EU member countries are expected to endorse the agreement over the course of next week.
The European Union and the United Kingdom made public on Saturday the vast agreement that is likely to govern future trade and cooperation between them from Jan. 1, setting the 27-nation bloc’s relations with its former member country and neighbor on a new but far more distant footing.
EU ambassadors and lawmakers on both sides of the English Channel will now pore over the “EU-UK Trade and Cooperation Agreement,” which contains over 1,240 pages of text. EU envoys are expected to meet on Monday to discuss the document, drawn up over nine intense months of talks.
Businesses, so long left in the dark about what is in store for them, will also be trying to understand its implications.

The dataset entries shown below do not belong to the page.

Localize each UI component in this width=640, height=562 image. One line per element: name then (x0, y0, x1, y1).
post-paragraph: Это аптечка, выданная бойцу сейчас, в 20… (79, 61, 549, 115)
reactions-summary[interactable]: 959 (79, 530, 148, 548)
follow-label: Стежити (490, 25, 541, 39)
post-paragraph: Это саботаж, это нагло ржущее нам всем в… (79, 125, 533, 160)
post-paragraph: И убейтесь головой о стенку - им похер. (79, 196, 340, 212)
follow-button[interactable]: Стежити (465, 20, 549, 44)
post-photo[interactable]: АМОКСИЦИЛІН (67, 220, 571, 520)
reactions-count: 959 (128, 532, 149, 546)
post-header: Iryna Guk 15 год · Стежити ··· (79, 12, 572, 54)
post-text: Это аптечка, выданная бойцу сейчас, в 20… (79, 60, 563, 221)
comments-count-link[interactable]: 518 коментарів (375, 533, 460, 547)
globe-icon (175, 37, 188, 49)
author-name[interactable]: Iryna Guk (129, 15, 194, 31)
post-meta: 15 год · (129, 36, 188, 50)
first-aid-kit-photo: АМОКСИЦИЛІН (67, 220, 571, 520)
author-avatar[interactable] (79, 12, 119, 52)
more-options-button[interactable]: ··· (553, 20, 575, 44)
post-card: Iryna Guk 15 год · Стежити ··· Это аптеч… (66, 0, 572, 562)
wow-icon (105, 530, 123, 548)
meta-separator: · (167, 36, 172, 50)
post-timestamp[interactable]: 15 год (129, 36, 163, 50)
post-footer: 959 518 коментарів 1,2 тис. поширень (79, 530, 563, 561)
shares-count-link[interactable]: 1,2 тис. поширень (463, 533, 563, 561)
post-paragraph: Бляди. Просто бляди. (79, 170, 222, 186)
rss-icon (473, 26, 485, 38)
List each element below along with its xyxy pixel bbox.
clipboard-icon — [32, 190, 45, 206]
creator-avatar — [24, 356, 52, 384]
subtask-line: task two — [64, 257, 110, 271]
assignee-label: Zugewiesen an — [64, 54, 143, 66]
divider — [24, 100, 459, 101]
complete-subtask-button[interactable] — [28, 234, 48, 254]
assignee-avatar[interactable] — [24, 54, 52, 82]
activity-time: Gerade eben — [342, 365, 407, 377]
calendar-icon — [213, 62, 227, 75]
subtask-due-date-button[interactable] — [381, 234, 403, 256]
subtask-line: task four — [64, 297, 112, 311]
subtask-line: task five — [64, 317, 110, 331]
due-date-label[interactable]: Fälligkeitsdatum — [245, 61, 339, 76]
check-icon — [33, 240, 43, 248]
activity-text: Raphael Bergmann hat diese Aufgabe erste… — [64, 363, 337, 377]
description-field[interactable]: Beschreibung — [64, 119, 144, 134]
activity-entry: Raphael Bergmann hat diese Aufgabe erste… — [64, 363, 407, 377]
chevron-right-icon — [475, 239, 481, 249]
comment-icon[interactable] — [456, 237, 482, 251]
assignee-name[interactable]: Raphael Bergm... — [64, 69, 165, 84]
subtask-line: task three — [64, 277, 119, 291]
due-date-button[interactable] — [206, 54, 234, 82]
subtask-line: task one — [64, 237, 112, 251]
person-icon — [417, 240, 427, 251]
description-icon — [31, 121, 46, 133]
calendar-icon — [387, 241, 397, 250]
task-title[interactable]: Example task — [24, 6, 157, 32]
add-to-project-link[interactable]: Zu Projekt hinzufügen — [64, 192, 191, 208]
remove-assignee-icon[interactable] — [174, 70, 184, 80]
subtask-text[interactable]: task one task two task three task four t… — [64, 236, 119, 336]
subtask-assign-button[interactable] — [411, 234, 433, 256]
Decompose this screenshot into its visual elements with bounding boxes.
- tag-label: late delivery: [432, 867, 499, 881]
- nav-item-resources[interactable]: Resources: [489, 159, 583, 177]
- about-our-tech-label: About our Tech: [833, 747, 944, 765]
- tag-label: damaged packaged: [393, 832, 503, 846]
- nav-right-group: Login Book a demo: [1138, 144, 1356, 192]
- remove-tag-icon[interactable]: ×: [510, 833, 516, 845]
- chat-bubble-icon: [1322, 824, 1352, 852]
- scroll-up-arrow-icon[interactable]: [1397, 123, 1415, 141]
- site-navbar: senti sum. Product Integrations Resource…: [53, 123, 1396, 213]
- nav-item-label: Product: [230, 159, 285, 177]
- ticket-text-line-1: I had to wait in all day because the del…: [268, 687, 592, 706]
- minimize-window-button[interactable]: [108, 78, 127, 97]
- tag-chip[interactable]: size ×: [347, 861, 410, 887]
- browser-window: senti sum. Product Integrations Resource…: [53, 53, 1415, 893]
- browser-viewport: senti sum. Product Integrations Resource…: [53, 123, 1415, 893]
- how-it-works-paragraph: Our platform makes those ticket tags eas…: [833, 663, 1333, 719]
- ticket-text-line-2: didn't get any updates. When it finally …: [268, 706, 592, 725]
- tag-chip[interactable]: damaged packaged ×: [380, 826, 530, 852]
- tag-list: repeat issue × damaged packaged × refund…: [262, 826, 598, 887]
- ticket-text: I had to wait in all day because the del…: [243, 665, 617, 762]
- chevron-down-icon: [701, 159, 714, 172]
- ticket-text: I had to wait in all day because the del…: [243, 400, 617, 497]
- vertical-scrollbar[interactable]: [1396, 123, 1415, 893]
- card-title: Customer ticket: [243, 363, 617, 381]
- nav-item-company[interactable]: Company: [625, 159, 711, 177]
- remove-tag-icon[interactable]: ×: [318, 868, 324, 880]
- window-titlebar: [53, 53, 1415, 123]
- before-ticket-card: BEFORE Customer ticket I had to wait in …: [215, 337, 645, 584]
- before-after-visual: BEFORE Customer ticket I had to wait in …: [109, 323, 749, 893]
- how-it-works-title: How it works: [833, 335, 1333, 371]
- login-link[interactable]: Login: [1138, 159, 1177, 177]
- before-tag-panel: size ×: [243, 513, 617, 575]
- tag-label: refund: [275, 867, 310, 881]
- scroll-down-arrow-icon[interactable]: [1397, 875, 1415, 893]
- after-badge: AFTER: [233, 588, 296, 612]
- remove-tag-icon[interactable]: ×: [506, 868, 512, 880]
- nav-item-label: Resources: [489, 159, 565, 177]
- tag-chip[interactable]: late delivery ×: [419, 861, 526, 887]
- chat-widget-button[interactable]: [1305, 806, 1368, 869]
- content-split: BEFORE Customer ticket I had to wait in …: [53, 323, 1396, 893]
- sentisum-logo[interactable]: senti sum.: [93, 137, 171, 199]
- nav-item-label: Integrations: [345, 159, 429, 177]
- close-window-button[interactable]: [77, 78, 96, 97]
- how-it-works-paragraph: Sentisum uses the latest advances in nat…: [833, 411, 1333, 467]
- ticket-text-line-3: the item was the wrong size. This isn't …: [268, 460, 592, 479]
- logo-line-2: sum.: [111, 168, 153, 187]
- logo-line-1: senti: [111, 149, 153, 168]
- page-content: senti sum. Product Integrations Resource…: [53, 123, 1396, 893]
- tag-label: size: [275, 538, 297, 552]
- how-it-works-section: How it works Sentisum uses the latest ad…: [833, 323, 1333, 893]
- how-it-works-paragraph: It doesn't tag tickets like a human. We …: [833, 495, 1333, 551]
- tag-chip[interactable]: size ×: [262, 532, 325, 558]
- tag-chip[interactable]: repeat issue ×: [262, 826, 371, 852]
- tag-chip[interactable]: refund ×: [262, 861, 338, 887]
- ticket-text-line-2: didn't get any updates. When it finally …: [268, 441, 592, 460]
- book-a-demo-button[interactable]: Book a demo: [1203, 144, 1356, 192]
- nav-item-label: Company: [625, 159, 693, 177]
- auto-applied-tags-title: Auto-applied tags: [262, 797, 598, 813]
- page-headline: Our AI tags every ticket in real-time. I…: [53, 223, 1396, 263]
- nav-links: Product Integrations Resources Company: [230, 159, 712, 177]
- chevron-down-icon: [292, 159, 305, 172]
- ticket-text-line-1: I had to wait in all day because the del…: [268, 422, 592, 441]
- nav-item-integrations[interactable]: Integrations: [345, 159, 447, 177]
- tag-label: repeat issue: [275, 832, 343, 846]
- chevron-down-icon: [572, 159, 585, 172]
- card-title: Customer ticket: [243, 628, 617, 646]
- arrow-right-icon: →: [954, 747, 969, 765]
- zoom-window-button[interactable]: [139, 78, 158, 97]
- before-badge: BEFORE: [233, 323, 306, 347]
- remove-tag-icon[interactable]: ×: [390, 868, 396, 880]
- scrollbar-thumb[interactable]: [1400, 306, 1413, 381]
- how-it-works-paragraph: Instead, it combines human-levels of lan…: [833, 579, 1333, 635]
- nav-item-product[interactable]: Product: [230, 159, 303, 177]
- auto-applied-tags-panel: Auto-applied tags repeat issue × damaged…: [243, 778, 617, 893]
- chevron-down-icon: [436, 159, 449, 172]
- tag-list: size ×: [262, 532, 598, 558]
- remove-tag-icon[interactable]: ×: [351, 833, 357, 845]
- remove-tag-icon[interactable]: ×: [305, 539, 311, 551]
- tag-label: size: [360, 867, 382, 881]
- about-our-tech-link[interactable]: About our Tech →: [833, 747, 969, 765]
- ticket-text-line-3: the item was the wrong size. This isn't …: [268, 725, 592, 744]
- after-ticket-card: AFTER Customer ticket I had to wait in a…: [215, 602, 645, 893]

Most importantly, the deal as it stands ensures that Britain can continue to trade in goods with the world’s biggest trading bloc without tariffs or quotas after the U.K. breaks fully free of the EU. It ceased to be an official member on Jan. 31 this year and is days away from the end of an exit transition period.
But other barriers will be raised, as the U.K. loses the kind of access to a huge market that only membership can guarantee. They range from access to fishing waters to energy markets, and include everyday ties so important to citizens like travel arrangements and education exchanges.

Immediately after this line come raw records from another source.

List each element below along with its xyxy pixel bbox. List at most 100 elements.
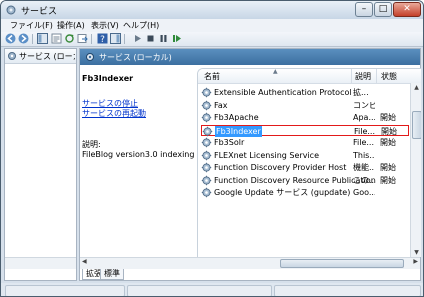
service-description: コンピ... [353,100,375,110]
menu-action[interactable]: 操作(A) [57,19,85,32]
toolbar-separator [32,34,33,44]
console-tree-pane: サービス (ローカル) [4,48,77,281]
back-arrow-icon[interactable] [5,33,16,44]
service-gear-icon [201,150,212,160]
console-tree-icon[interactable] [37,33,48,44]
stop-service-icon[interactable] [145,33,156,44]
close-button[interactable]: ✕ [393,2,421,17]
service-name: Extensible Authentication Protocol [214,88,352,97]
service-row[interactable]: Fb3Solr File... 開始 [201,137,409,148]
scroll-right-icon[interactable]: ▶ [413,258,418,265]
service-description: This... [353,150,375,160]
restart-service-link[interactable]: サービスの再起動 [82,108,146,119]
service-row[interactable]: Fb3Apache Apa... 開始 [201,112,409,123]
toolbar: ? [1,32,423,47]
service-name: Fax [214,100,228,110]
minimize-button[interactable]: – [355,2,373,17]
window-title: サービス [21,7,58,17]
scroll-left-icon[interactable]: ◀ [82,258,87,265]
services-gear-icon [6,5,16,15]
help-icon[interactable]: ? [97,33,108,44]
service-row[interactable]: Function Discovery Resource Publication こ… [201,175,409,186]
service-description-panel: Fb3Indexer サービスの停止 サービスの再起動 説明: FileBlog… [80,65,222,255]
status-cell [274,285,421,296]
service-description: この... [353,175,375,185]
scroll-down-icon[interactable]: ▼ [412,249,421,256]
service-name: Function Discovery Provider Host [214,163,347,172]
vertical-scrollbar[interactable]: ▲ ▼ [410,83,421,257]
title-bar: サービス – □ ✕ [1,1,423,19]
selected-service-name: Fb3Indexer [82,74,134,83]
service-description: File... [353,138,375,147]
service-name: Google Update サービス (gupdate) [214,188,351,197]
main-pane-title: サービス (ローカル) [99,53,172,62]
forward-arrow-icon[interactable] [18,33,29,44]
column-header-status[interactable]: 状態 [381,71,397,82]
services-main-pane: サービス (ローカル) Fb3Indexer サービスの停止 サービスの再起動 … [79,48,421,281]
scroll-up-icon[interactable]: ▲ [412,84,421,91]
left-horizontal-scrollbar[interactable] [5,257,76,269]
service-status: 開始 [380,163,396,172]
status-bar [1,283,423,296]
service-description: 拡... [353,88,369,97]
service-row-selected[interactable]: Fb3Indexer File... 開始 [201,124,409,137]
status-cell [127,285,272,296]
menu-bar: ファイル(F) 操作(A) 表示(V) ヘルプ(H) [1,19,423,32]
tree-item-services-local[interactable]: サービス (ローカル) [5,49,76,64]
service-row[interactable]: FLEXnet Licensing Service This... [201,150,409,161]
service-status: 開始 [380,113,396,122]
maximize-icon: □ [378,4,388,14]
tab-standard[interactable]: 標準 [100,269,124,280]
column-divider[interactable] [351,69,352,83]
menu-file[interactable]: ファイル(F) [10,19,53,32]
column-header-description[interactable]: 説明 [355,71,371,82]
menu-view[interactable]: 表示(V) [91,19,119,32]
services-gear-icon [8,52,16,60]
start-service-icon[interactable] [132,33,143,44]
service-name: Fb3Apache [214,113,259,122]
services-window: サービス – □ ✕ ファイル(F) 操作(A) 表示(V) ヘルプ(H) ? … [0,0,424,297]
svg-text:?: ? [100,35,105,44]
pause-service-icon[interactable] [158,33,169,44]
service-gear-icon [201,162,212,173]
refresh-icon[interactable] [64,33,75,44]
service-description: File... [354,126,376,136]
column-header-name[interactable]: 名前 [204,71,220,82]
service-gear-icon [201,175,212,185]
service-row[interactable]: Extensible Authentication Protocol 拡... [201,87,409,98]
toolbar-separator [124,34,125,44]
maximize-button[interactable]: □ [374,2,392,17]
minimize-icon: – [361,4,367,14]
restart-service-icon[interactable] [171,33,182,44]
service-description: Goo... [353,188,375,197]
service-row[interactable]: Google Update サービス (gupdate) Goo... [201,187,409,198]
horizontal-scrollbar[interactable]: ◀ ▶ [80,257,420,269]
service-row[interactable]: Fax コンピ... [201,100,409,111]
service-name: Fb3Indexer [215,125,262,137]
vertical-scroll-thumb[interactable] [412,111,421,139]
tree-item-label: サービス (ローカル) [19,52,75,61]
list-column-header: ▲ 名前 説明 状態 [198,69,421,84]
service-gear-icon [201,187,212,198]
description-label: 説明: [82,140,101,149]
export-list-icon[interactable] [77,33,88,44]
service-gear-icon [202,126,213,136]
action-pane-icon[interactable] [110,33,121,44]
horizontal-scroll-thumb[interactable] [280,259,404,268]
service-name: Function Discovery Resource Publication [214,175,376,185]
service-gear-icon [201,100,212,110]
services-gear-icon [86,53,94,61]
service-row[interactable]: Function Discovery Provider Host 機能... 開始 [201,162,409,173]
service-description: Apa... [353,113,375,122]
status-cell [5,285,125,296]
service-description: 機能... [353,163,375,172]
service-name: Fb3Solr [214,138,245,147]
column-divider[interactable] [376,69,377,83]
services-list: ▲ 名前 説明 状態 Extensible Authentication Pro… [197,68,421,257]
close-icon: ✕ [403,4,411,14]
service-status: 開始 [380,138,396,147]
menu-help[interactable]: ヘルプ(H) [123,19,159,32]
properties-icon[interactable] [51,33,62,44]
service-status: 開始 [380,175,396,185]
toolbar-separator [91,34,92,44]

EU member countries are expected to endorse the agreement over the course of next week. British legislators could vote on it on Wednesday. But even if they do approve it, the text would only enter force provisionally on New Year’s Day as the European Parliament must also have its say.

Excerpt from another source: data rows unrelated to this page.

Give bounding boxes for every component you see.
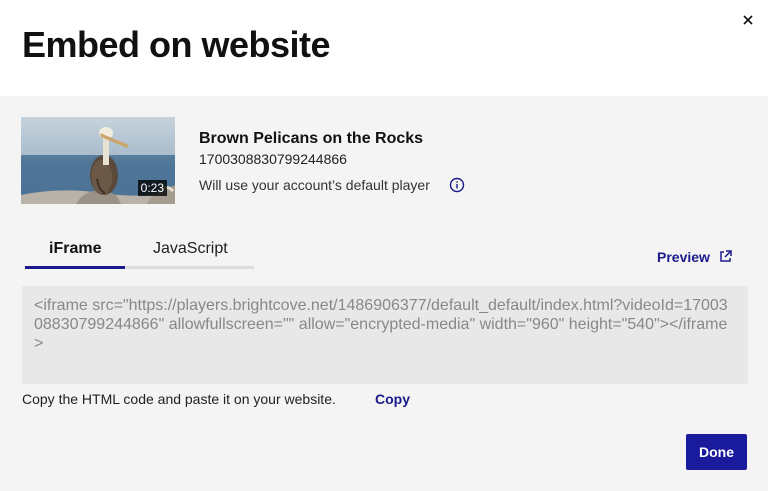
- tab-iframe[interactable]: iFrame: [49, 240, 101, 258]
- tab-javascript[interactable]: JavaScript: [153, 240, 228, 258]
- done-button[interactable]: Done: [686, 434, 747, 470]
- active-tab-indicator: [25, 266, 125, 269]
- embed-dialog: Embed on website 0:23 Brown Pelicans on …: [0, 0, 768, 491]
- external-link-icon[interactable]: [718, 249, 733, 264]
- video-title: Brown Pelicans on the Rocks: [199, 130, 424, 147]
- player-note: Will use your account’s default player: [199, 177, 430, 193]
- copy-button[interactable]: Copy: [375, 391, 410, 407]
- preview-link[interactable]: Preview: [657, 249, 710, 265]
- embed-code-field[interactable]: <iframe src="https://players.brightcove.…: [22, 286, 748, 384]
- dialog-header: Embed on website: [0, 0, 768, 96]
- info-icon[interactable]: [449, 177, 465, 193]
- copy-instructions: Copy the HTML code and paste it on your …: [22, 391, 336, 407]
- dialog-title: Embed on website: [22, 24, 331, 65]
- video-id: 1700308830799244866: [199, 151, 347, 167]
- video-thumbnail: 0:23: [21, 117, 175, 204]
- video-duration: 0:23: [137, 180, 167, 196]
- embed-tabs: iFrame JavaScript: [25, 236, 254, 269]
- close-icon[interactable]: [738, 10, 758, 30]
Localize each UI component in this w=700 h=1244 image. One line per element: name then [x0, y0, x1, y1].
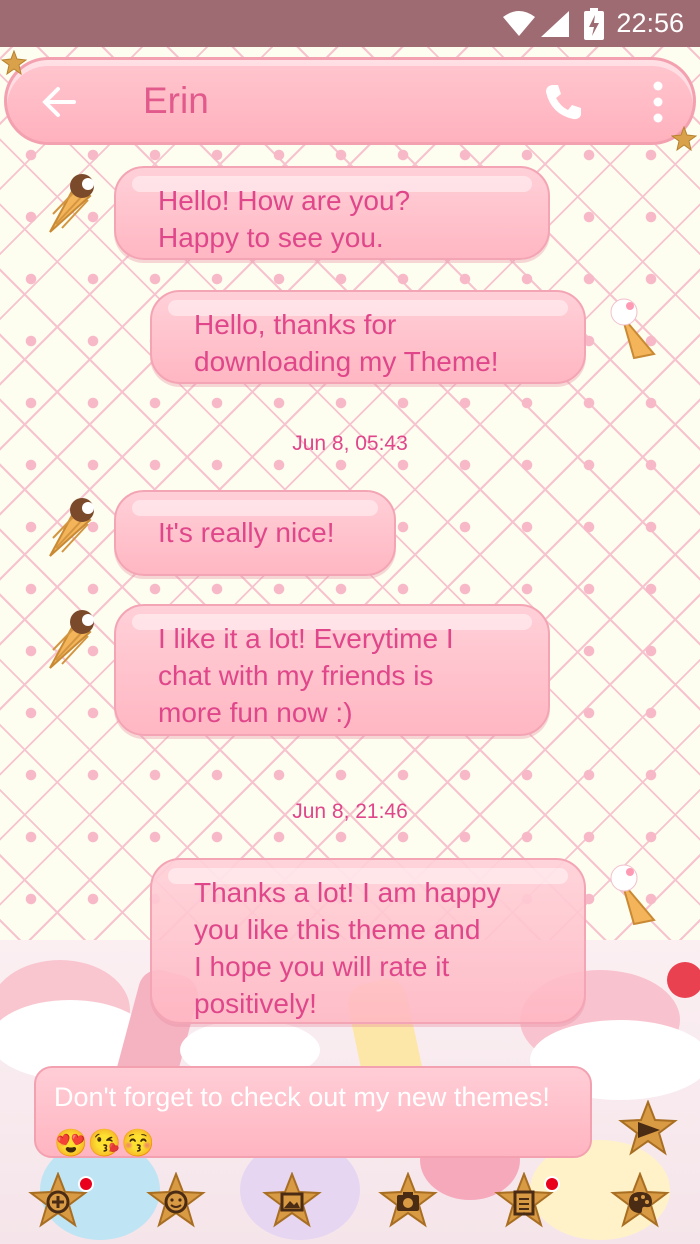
status-bar: 22:56 — [0, 0, 700, 47]
message-bubble-incoming[interactable]: It's really nice! — [114, 490, 396, 576]
back-arrow-icon[interactable] — [41, 84, 77, 120]
signal-icon — [541, 11, 569, 37]
send-button[interactable] — [618, 1100, 678, 1160]
battery-charging-icon — [584, 8, 604, 40]
phone-call-icon[interactable] — [543, 82, 583, 122]
message-text: Thanks a lot! I am happy you like this t… — [194, 877, 501, 1019]
palette-icon[interactable] — [610, 1172, 670, 1232]
ice-cream-avatar-icon — [610, 864, 656, 926]
emoji-icon[interactable] — [146, 1172, 206, 1232]
ice-cream-avatar-icon — [49, 610, 94, 669]
star-cookie-icon — [1, 50, 27, 76]
message-bubble-outgoing[interactable]: Thanks a lot! I am happy you like this t… — [150, 858, 586, 1024]
message-bubble-incoming[interactable]: Hello! How are you? Happy to see you. — [114, 166, 550, 260]
message-text: Hello, thanks for downloading my Theme! — [194, 309, 499, 377]
ice-cream-avatar-icon — [49, 174, 94, 233]
message-compose-field[interactable]: Don't forget to check out my new themes!… — [34, 1066, 592, 1158]
gallery-icon[interactable] — [262, 1172, 322, 1232]
camera-icon[interactable] — [378, 1172, 438, 1232]
star-cookie-icon — [671, 126, 697, 152]
wifi-icon — [503, 11, 535, 36]
timestamp: Jun 8, 05:43 — [292, 432, 408, 455]
message-text: I like it a lot! Everytime I chat with m… — [158, 623, 454, 728]
status-time: 22:56 — [616, 8, 684, 38]
conversation-header: Erin — [1, 50, 697, 152]
more-options-icon[interactable] — [652, 80, 664, 124]
ice-cream-avatar-icon — [49, 498, 94, 557]
message-bubble-outgoing[interactable]: Hello, thanks for downloading my Theme! — [150, 290, 586, 384]
message-text: It's really nice! — [158, 517, 335, 548]
message-bubble-incoming[interactable]: I like it a lot! Everytime I chat with m… — [114, 604, 550, 736]
ice-cream-avatar-icon — [610, 298, 656, 360]
notification-dot — [544, 1176, 560, 1192]
contact-name: Erin — [143, 80, 209, 121]
timestamp: Jun 8, 21:46 — [292, 800, 408, 823]
message-text: Hello! How are you? Happy to see you. — [158, 185, 411, 253]
notification-dot — [78, 1176, 94, 1192]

EU lawmakers said last weekend that there simply wasn’t enough time to properly scrutinize the text before the deadline, and they will debate and vote on the document in January and February, if the approval process runs smoothly.
Despite the deal, unanswered questions linger in many areas, including security cooperation — with the U.K. set to lose access to real-time information in some EU law enforcement databases — and access to the EU market for Britain’s huge financial services sector.